Al oír la voz de Goldmoon, los clérigos se miraron unos a otros como a sabiendas, asintiendo con sus cabezas encapuchadas. Tanis presintió el peligro, pero antes de que pudiese decir nada Caramon se puso en pie.

—¡Esos bárbaros no me van a dejar atrás mientras ellos se divierten! —declaró el guerrero surgiendo del seto tras Riverwind.

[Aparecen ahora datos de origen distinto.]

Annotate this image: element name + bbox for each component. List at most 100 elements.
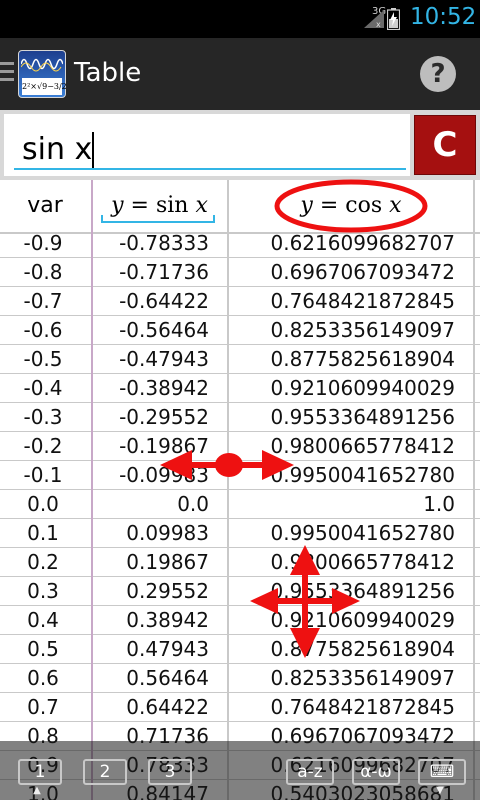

—¿Os habéis vuelto todos locos? —gruñó Tanis y, agarrando al kender por el cuello de la camisa, lo arrastró de vuelta cuando ya estaba dispuesto a correr alegremente tras Caramon—. Flint, vigila al kender. Raistlin…

—No hay necesidad de que te preocupes por mí, Tanis —susurró el mago—. No tengo ninguna intención de moverme de aquí.

—Bien, es mejor que no te muevas. —Tanis se puso en pie y lentamente se dirigió hacia el camino, sintiendo que le invadía de nuevo aquella «sensación tenebrosa».